See also Colorado Ethics Op. 124 (2012), discussing how Rule 8.3(a) applies when a lawyer appears to be impaired by medical use of marijuana.
For further discussion, see “Panel Explores Duties to Colleagues, Clients When Lawyer Is Impaired or Knows of One,” 24 Law. Man. Prof. Conduct 122; “Program Explores Ethics Implications as More Lawyers Reach Advanced Age, 23 Law. Man. Prof. Conduct 308 (discussing final report of Joint Committee on Aging Lawyers); “Keep Aware of Liability, Employment Issues Raised by Impaired Lawyers, Panelists Advise,” 20 Law. Man. Prof. Conduct 316.
See generally NOBC-APRL-CoLAP Second Joint Comm. on Aging Lawyers, Final Report (April 2014).
A law firm asked the committee whether lawyers in the firm have a duty under Rule 8.3 to notify the Kansas Disciplinary Administrator that a former partner seems to be experiencing “cognitive degeneration.”

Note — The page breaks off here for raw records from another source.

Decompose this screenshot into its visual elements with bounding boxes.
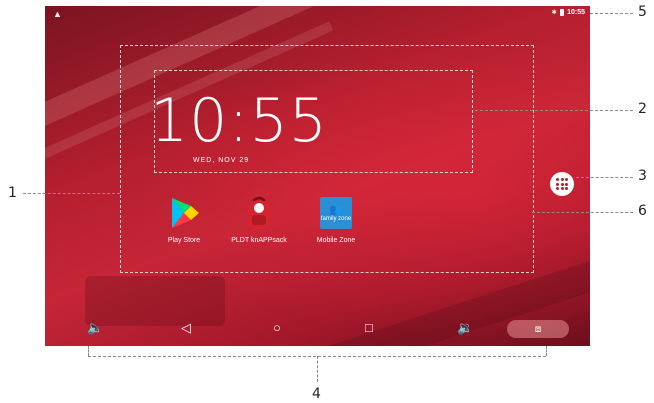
callout-line [532, 212, 633, 213]
screenshot-button[interactable]: ⧈ [507, 320, 569, 338]
volume-up-icon[interactable]: 🔉 [457, 321, 473, 334]
callout-line [546, 346, 547, 356]
back-icon[interactable]: ◁ [181, 321, 191, 334]
app-drawer-icon [556, 178, 568, 190]
callout-line [23, 193, 120, 194]
clock-widget-outline [154, 70, 473, 173]
callout-line [475, 110, 633, 111]
callout-number: 3 [638, 168, 647, 184]
callout-line [590, 13, 633, 14]
home-icon[interactable]: ○ [273, 321, 281, 334]
bluetooth-icon: ∗ [551, 9, 558, 16]
volume-down-icon[interactable]: 🔈 [87, 321, 103, 334]
tablet-screen: ▲ ∗ 10:55 10:55 WED, NOV 29 Play Store P… [45, 6, 590, 346]
callout-number: 2 [638, 101, 647, 117]
callout-number: 4 [312, 386, 321, 402]
camera-icon: ⧈ [534, 323, 542, 335]
callout-line [576, 177, 633, 178]
status-bar-right: ∗ 10:55 [551, 8, 585, 16]
navigation-bar: 🔈 ◁ ○ □ 🔉 ⧈ [45, 312, 590, 346]
callout-number: 1 [8, 185, 17, 201]
callout-number: 5 [638, 4, 647, 20]
battery-icon [560, 8, 565, 16]
recents-icon[interactable]: □ [365, 321, 373, 334]
warning-icon[interactable]: ▲ [53, 9, 62, 19]
status-time: 10:55 [567, 8, 585, 16]
app-drawer-button[interactable] [550, 172, 574, 196]
callout-line [88, 346, 89, 356]
callout-line [317, 356, 318, 382]
callout-number: 6 [638, 203, 647, 219]
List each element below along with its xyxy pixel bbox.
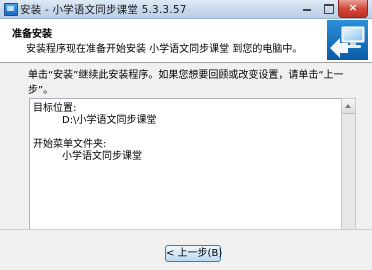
page-subtitle: 安装程序现在准备开始安装 小学语文同步课堂 到您的电脑中。 (26, 44, 303, 55)
title-bar[interactable]: 安装 - 小学语文同步课堂 5.3.3.57 × (0, 0, 372, 19)
destination-value: D:\小学语文同步课堂 (62, 115, 157, 126)
back-button[interactable]: < 上一步(B) (165, 245, 223, 262)
start-menu-value: 小学语文同步课堂 (62, 151, 142, 162)
wizard-header: 准备安装 安装程序现在准备开始安装 小学语文同步课堂 到您的电脑中。 (0, 19, 372, 63)
scroll-up-arrow-icon[interactable] (342, 99, 355, 114)
wizard-footer: < 上一步(B) (0, 229, 372, 270)
installer-app-icon (4, 3, 18, 16)
computer-install-icon (327, 20, 368, 60)
instruction-line-1: 单击“安装”继续此安装程序。如果您想要回顾或改变设置，请单击“上一 (28, 70, 344, 81)
instruction-text: 单击“安装”继续此安装程序。如果您想要回顾或改变设置，请单击“上一 步”。 (28, 68, 348, 98)
wizard-body: 单击“安装”继续此安装程序。如果您想要回顾或改变设置，请单击“上一 步”。 目标… (0, 63, 372, 260)
window-title: 安装 - 小学语文同步课堂 5.3.3.57 (20, 4, 187, 16)
minimize-button[interactable] (296, 0, 318, 17)
back-button-label: < 上一步(B) (166, 248, 223, 259)
page-title: 准备安装 (12, 29, 52, 40)
instruction-line-2: 步”。 (28, 85, 54, 96)
installer-window: 安装 - 小学语文同步课堂 5.3.3.57 × 准备安装 安装程序现在准备开始… (0, 0, 372, 270)
maximize-button[interactable] (318, 0, 340, 17)
close-button[interactable]: × (338, 0, 368, 18)
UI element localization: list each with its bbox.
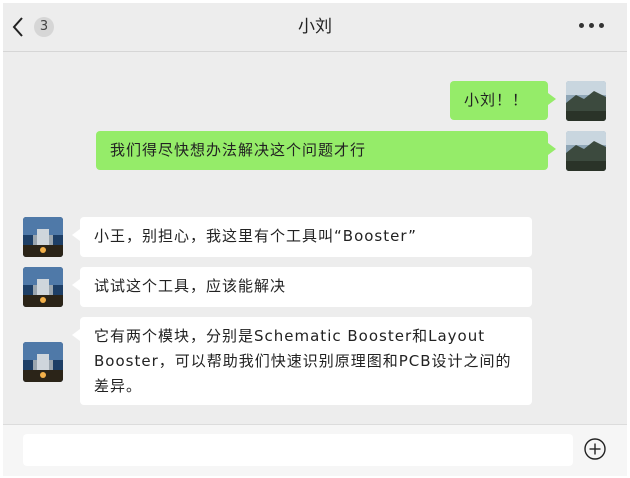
message-bubble[interactable]: 它有两个模块，分别是Schematic Booster和Layout Boost… <box>72 317 532 405</box>
avatar-self[interactable] <box>566 81 606 121</box>
message-bubble[interactable]: 试试这个工具，应该能解决 <box>72 267 532 307</box>
avatar-other[interactable] <box>23 217 63 257</box>
chat-header: 3 小刘 <box>3 3 627 52</box>
more-dots-icon[interactable] <box>579 23 609 31</box>
input-bar <box>3 424 627 476</box>
plus-circle-icon[interactable] <box>583 437 607 461</box>
message-bubble[interactable]: 我们得尽快想办法解决这个问题才行 <box>96 131 556 170</box>
chat-title: 小刘 <box>298 17 332 37</box>
message-bubble[interactable]: 小王，别担心，我这里有个工具叫“Booster” <box>72 217 532 257</box>
avatar-other[interactable] <box>23 267 63 307</box>
avatar-other[interactable] <box>23 342 63 382</box>
avatar-self[interactable] <box>566 131 606 171</box>
message-input[interactable] <box>23 434 573 466</box>
message-bubble[interactable]: 小刘！！ <box>450 81 556 120</box>
chat-window: 3 小刘 小刘！！ 我们得尽快想办法解决这个问题才行 小王，别担心，我这里有个工… <box>3 3 627 476</box>
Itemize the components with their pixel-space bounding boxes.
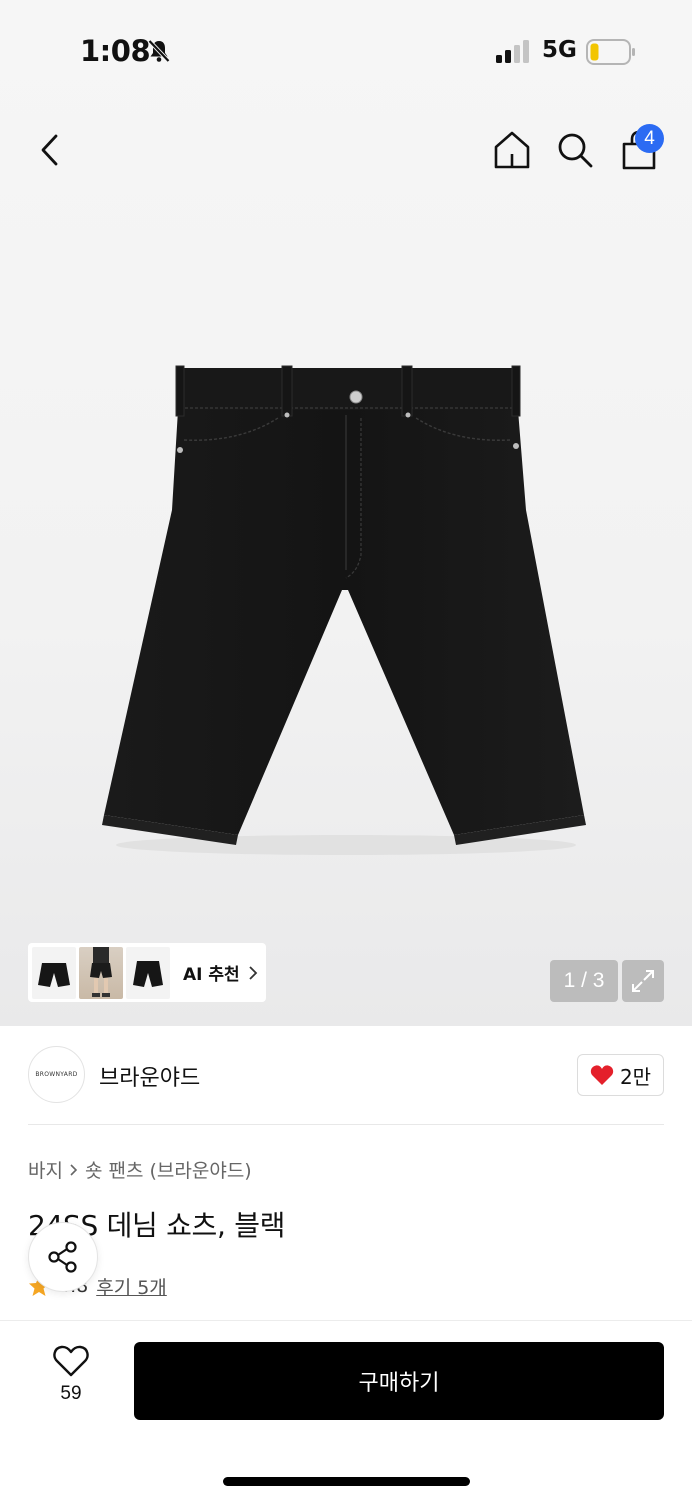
battery-low-icon bbox=[586, 39, 635, 65]
buy-button[interactable]: 구매하기 bbox=[134, 1342, 664, 1420]
chevron-right-icon bbox=[249, 965, 257, 980]
brand-logo[interactable]: BROWNYARD bbox=[28, 1046, 85, 1103]
cellular-signal-icon bbox=[496, 40, 529, 63]
status-time: 1:08 bbox=[80, 34, 151, 68]
wishlist-count: 59 bbox=[60, 1383, 82, 1404]
bell-muted-icon bbox=[148, 39, 170, 63]
search-button[interactable] bbox=[553, 128, 597, 172]
breadcrumb-category[interactable]: 바지 bbox=[28, 1156, 63, 1183]
ai-recommend-strip[interactable]: AI 추천 bbox=[28, 943, 266, 1002]
thumbnail-shorts-alt[interactable] bbox=[126, 946, 170, 999]
divider bbox=[28, 1124, 664, 1125]
brand-name[interactable]: 브라운야드 bbox=[99, 1060, 200, 1092]
home-button[interactable] bbox=[490, 128, 534, 172]
home-indicator bbox=[223, 1477, 470, 1486]
thumbnail-shorts[interactable] bbox=[32, 946, 76, 999]
status-bar: 1:08 5G bbox=[0, 0, 692, 100]
chevron-left-icon bbox=[41, 134, 58, 166]
expand-image-button[interactable] bbox=[622, 960, 664, 1002]
home-icon bbox=[494, 131, 530, 169]
breadcrumb-subcategory[interactable]: 숏 팬츠 (브라운야드) bbox=[85, 1156, 252, 1183]
heart-outline-icon bbox=[53, 1345, 89, 1377]
share-icon bbox=[48, 1241, 77, 1273]
model-thumbnail-icon bbox=[90, 946, 112, 997]
product-gallery[interactable]: 1:08 5G 4 AI 추천 1 / 3 bbox=[0, 0, 692, 1026]
thumbnail-model[interactable] bbox=[79, 946, 123, 999]
shorts-thumbnail-icon bbox=[38, 962, 70, 987]
chevron-right-icon bbox=[70, 1163, 78, 1176]
back-button[interactable] bbox=[28, 128, 72, 172]
share-button[interactable] bbox=[28, 1222, 98, 1292]
heart-filled-icon bbox=[590, 1065, 614, 1085]
search-icon bbox=[558, 133, 593, 168]
product-image-denim-shorts[interactable] bbox=[96, 360, 596, 860]
shorts-thumbnail-icon bbox=[133, 960, 163, 987]
breadcrumb: 바지 숏 팬츠 (브라운야드) bbox=[28, 1156, 252, 1183]
reviews-link[interactable]: 후기 5개 bbox=[96, 1273, 167, 1300]
bottom-action-bar: 59 구매하기 bbox=[0, 1320, 692, 1500]
brand-like-count: 2만 bbox=[619, 1064, 652, 1089]
ai-recommend-label: AI 추천 bbox=[183, 965, 240, 985]
brand-like-button[interactable]: 2만 bbox=[577, 1054, 664, 1096]
network-type: 5G bbox=[542, 37, 577, 63]
wishlist-button[interactable]: 59 bbox=[36, 1345, 106, 1415]
image-page-indicator: 1 / 3 bbox=[550, 960, 618, 1002]
expand-icon bbox=[632, 970, 654, 992]
cart-count-badge: 4 bbox=[635, 124, 664, 153]
top-nav bbox=[0, 118, 692, 182]
brand-row[interactable]: BROWNYARD 브라운야드 2만 bbox=[28, 1046, 664, 1106]
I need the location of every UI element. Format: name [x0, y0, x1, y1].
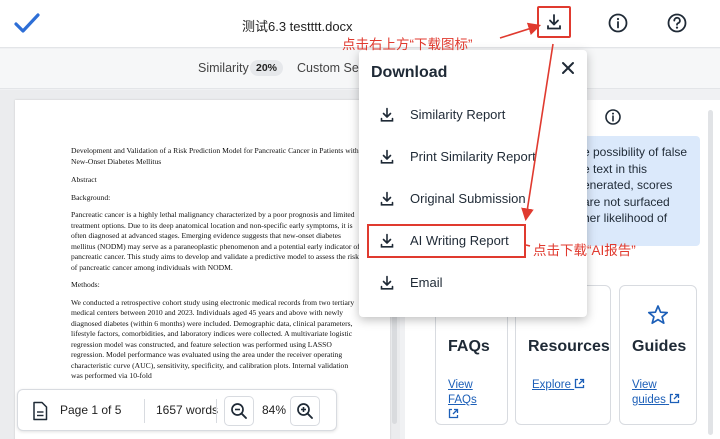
check-icon	[14, 13, 40, 33]
background-heading: Background:	[71, 192, 111, 202]
background-paragraph: Pancreatic cancer is a highly lethal mal…	[71, 210, 360, 272]
menu-item-email[interactable]: Email	[367, 266, 579, 300]
download-icon	[380, 275, 394, 290]
download-menu-title: Download	[371, 64, 448, 81]
menu-item-similarity-report[interactable]: Similarity Report	[367, 98, 579, 132]
download-icon	[380, 191, 394, 206]
external-link-icon	[575, 378, 585, 389]
document-viewer: Development and Validation of a Risk Pre…	[0, 90, 400, 439]
document-heading: Development and Validation of a Risk Pre…	[71, 146, 359, 166]
guides-card[interactable]: Guides View guides	[619, 285, 697, 425]
page-icon	[33, 401, 48, 421]
download-icon	[380, 233, 394, 248]
methods-heading: Methods:	[71, 280, 100, 289]
page-indicator[interactable]: Page 1 of 5	[60, 403, 121, 417]
zoom-in-icon	[297, 403, 313, 419]
annotation-ai-report: 点击下载“AI报告”	[533, 243, 636, 258]
info-icon[interactable]	[604, 108, 622, 126]
toolbar-divider	[144, 399, 145, 423]
ai-notice-text: e possibility of false e text in this en…	[583, 145, 688, 225]
document-toolbar: Page 1 of 5 1657 words 84%	[17, 389, 337, 431]
info-icon[interactable]	[607, 12, 629, 34]
menu-item-original-submission[interactable]: Original Submission	[367, 182, 579, 216]
download-icon	[547, 14, 561, 30]
custom-section-tab[interactable]: Custom Sect	[297, 61, 369, 75]
view-faqs-link[interactable]: View FAQs	[448, 378, 488, 423]
guides-title: Guides	[632, 338, 687, 355]
faqs-title: FAQs	[448, 338, 490, 355]
external-link-icon	[448, 408, 459, 419]
zoom-out-button[interactable]	[224, 396, 254, 426]
explore-link[interactable]: Explore	[532, 378, 585, 393]
view-guides-link[interactable]: View guides	[632, 378, 686, 408]
annotation-download-icon: 点击右上方“下载图标”	[342, 37, 473, 52]
methods-paragraph: We conducted a retrospective cohort stud…	[71, 297, 355, 381]
word-count: 1657 words	[156, 403, 219, 417]
zoom-in-button[interactable]	[290, 396, 320, 426]
menu-item-ai-writing-report[interactable]: AI Writing Report	[367, 224, 526, 258]
resources-title: Resources	[528, 338, 610, 355]
external-link-icon	[669, 393, 680, 404]
similarity-badge: 20%	[250, 60, 284, 76]
document-content: Development and Validation of a Risk Pre…	[71, 146, 361, 389]
download-icon	[380, 149, 394, 164]
download-icon	[380, 107, 394, 122]
download-menu: Download Similarity Report Print Similar…	[359, 50, 587, 317]
side-panel-scrollbar[interactable]	[708, 110, 713, 435]
help-icon[interactable]	[666, 12, 688, 34]
star-icon	[647, 305, 669, 325]
similarity-tab[interactable]: Similarity	[198, 61, 249, 75]
zoom-level: 84%	[262, 403, 287, 417]
download-button[interactable]	[537, 6, 571, 38]
close-icon[interactable]	[558, 58, 578, 78]
ai-notice-box: e possibility of false e text in this en…	[575, 136, 700, 246]
abstract-heading: Abstract	[71, 175, 97, 184]
document-title: 测试6.3 testttt.docx	[242, 19, 353, 34]
toolbar-divider	[216, 399, 217, 423]
menu-item-print-similarity-report[interactable]: Print Similarity Report	[367, 140, 579, 174]
zoom-out-icon	[231, 403, 247, 419]
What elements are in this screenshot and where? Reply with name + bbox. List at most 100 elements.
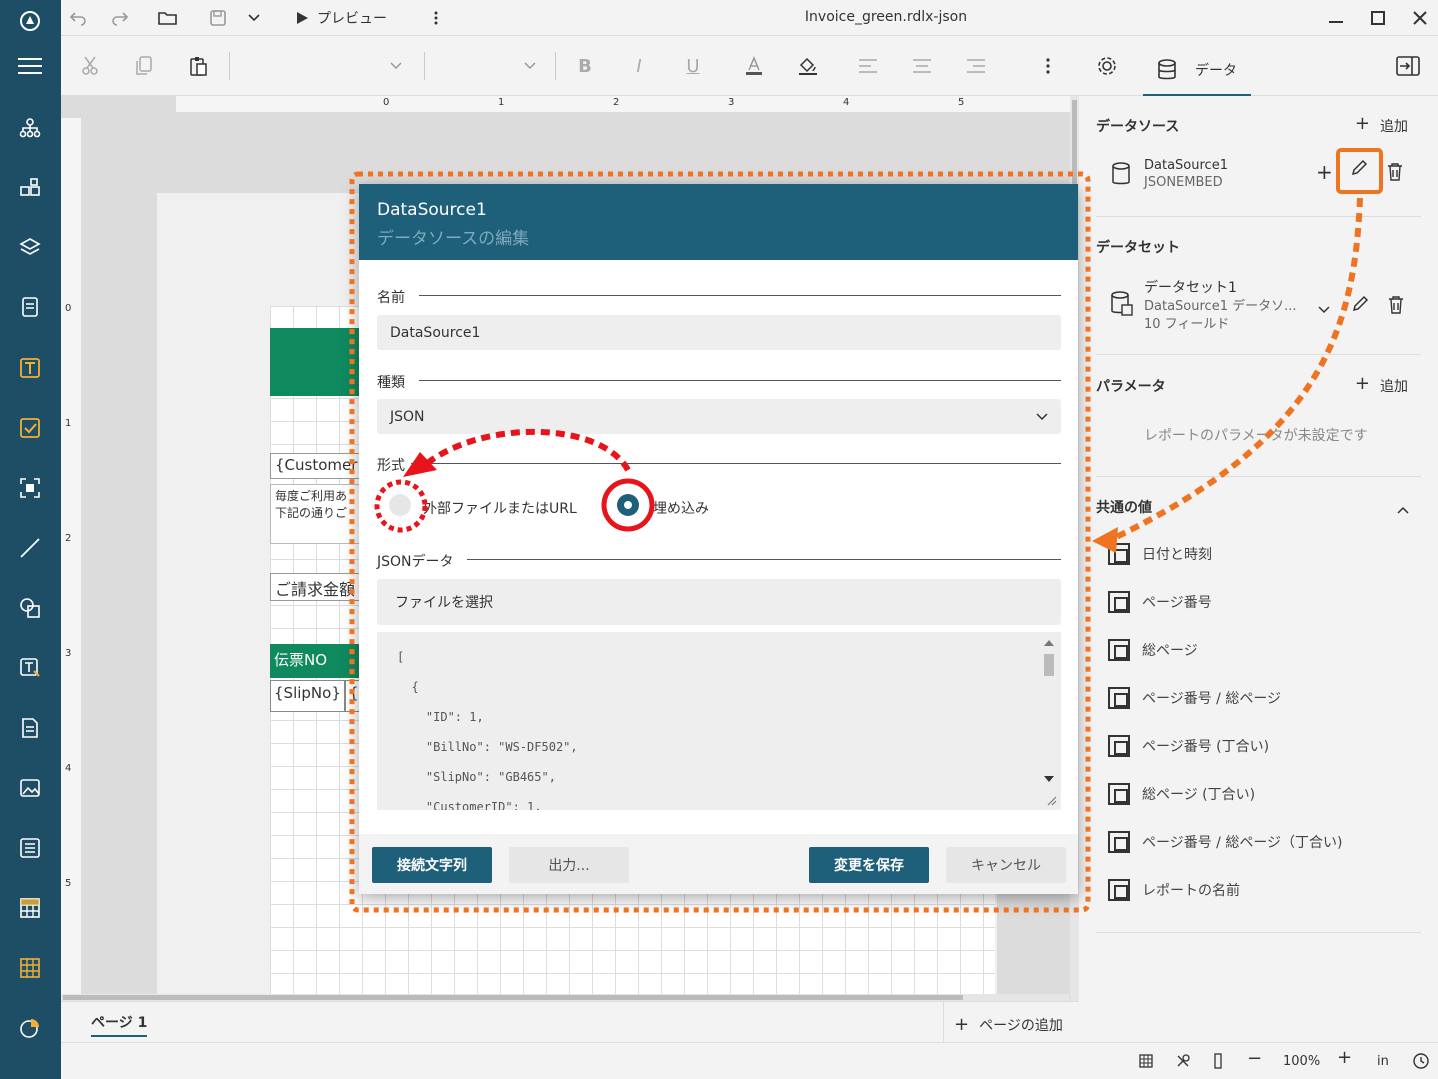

The firm said that before leaving to practice elsewhere, the partner started showing memory lapses such as forgetting discussions with staff, not being able to dial into a conference call and asking a client for a refresher about the representation. The firm did not know of any ethics violations resulting from the mental decline but believed that the problem may impact the lawyer's clients.
Kansas Rule 8.3(a) states: “A lawyer having knowledge of any action, inaction, or conduct which in his or her opinion constitutes misconduct of an attorney under these rules shall inform the appropriate professional authority.”
The committee pointed out the Kansas rule goes beyond Model Rule 8.3 by requiring lawyers to report themselves and by requiring violations to be reported even if they do not implicate a lawyer's honesty, trustworthiness or fitness as a lawyer.
But even under the Kansas version, the panel pointed out, the duty to report only applies if the reporting lawyer has knowledge of acts or omissions that the reporting lawyer believes violate the Kansas Rules of Professional Conduct. Therefore, lawyers in the inquiring firm do not have a duty to report the former partner's memory problem unless they know the lawyer has violated Rule 1.1 on competent representation or another of the ethics rules, the committee advised.
If lawyers in the firm are concerned about the lawyer's mental capacity to practice law competently, referring the ex-partner to the Kansas Lawyers Assistance Program is an option, the committee suggested. One purpose of that program, it noted, is to help lawyers who are experiencing problems in their practice due to mental disability resulting from advancing age.